Kernel Execution Sequence

What is the order of kernel execution?
The literature talks about asynchronous execution, but asynchronous in what respect?
It appears, it is the threads in the kernel that are executed asynchronously (unknown sequence).
The kernel execution themselves don’t appear to execute asynchronously, or do they?

I have 3 kernels, none contain any blocking/synchronous operations.
If I call kernelA, then kernelB, then a THRUST call, and then kernelC. How are they executed on the GPU?

Will kernelB ONLY start after kernelA is finished? (i.e. One after the other.)
Can kernelB start before kernelA has finished? (i.e. Can 2 kernels run at the same time.)
In which case, kernelC could complete execution before kernelA is complete.

Does the THRUST call appear as a single kernel?
Could a single THRUST call include more than one kernel call?
Do the THRUST calls include blocking between other THRUST or kernel calls?

Even though the kernels are started in a certain order, can they execute in a different order? i.e. Could kernelB start execution in the GPU before kernelA?


Kernels in the same CUDA stream (and if you don’t specify a stream, it is stream 0) will always run in the order you submit them.

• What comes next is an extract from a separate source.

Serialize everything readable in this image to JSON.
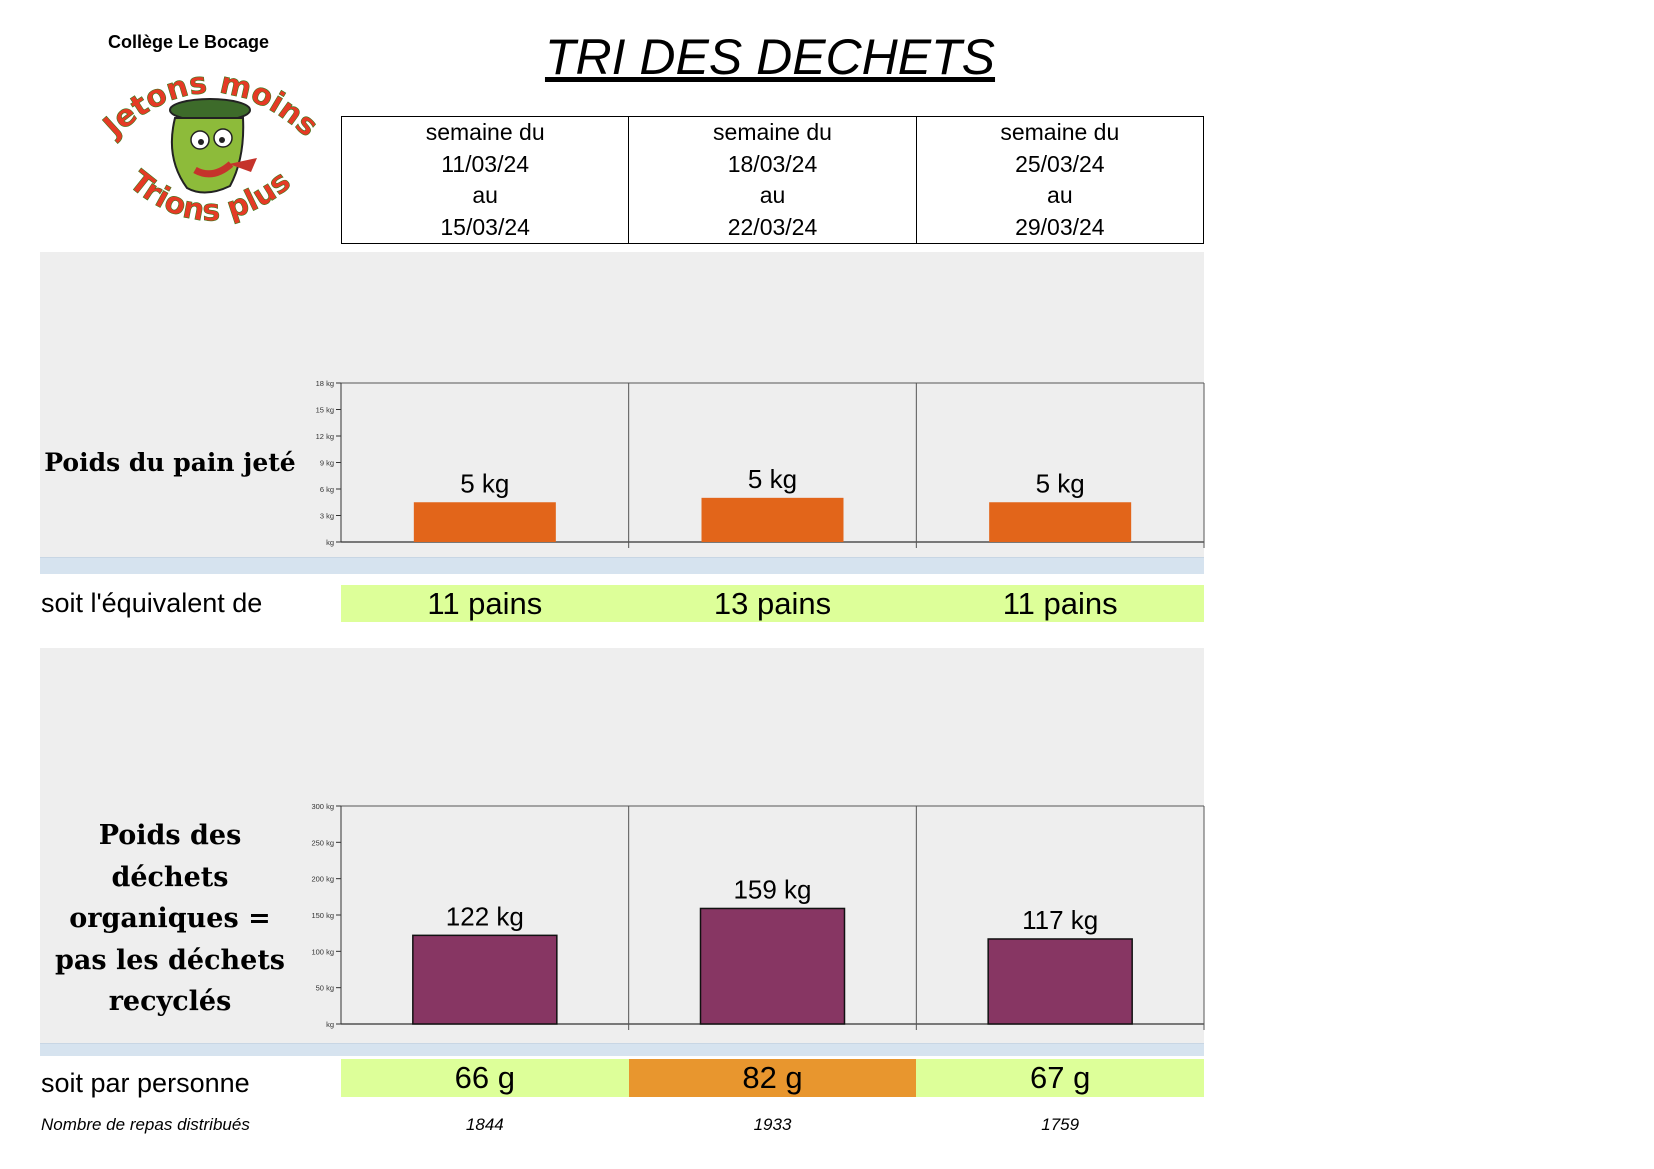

The asynchronous aspect of CUDA is that once you launch a kernel (or several), execution continues almost immediately on the CPU while the kernels run on the GPU in the background, until the CPU hits some kind of synchronization point, such as cudaDeviceSynchronize() or cudaMemcpy().

If you create multiple CUDA streams, then kernels in different streams can run in an arbitrary order relative to each other, or possibly even simultaneously.

I don’t use Thrust, so I can’t address those questions.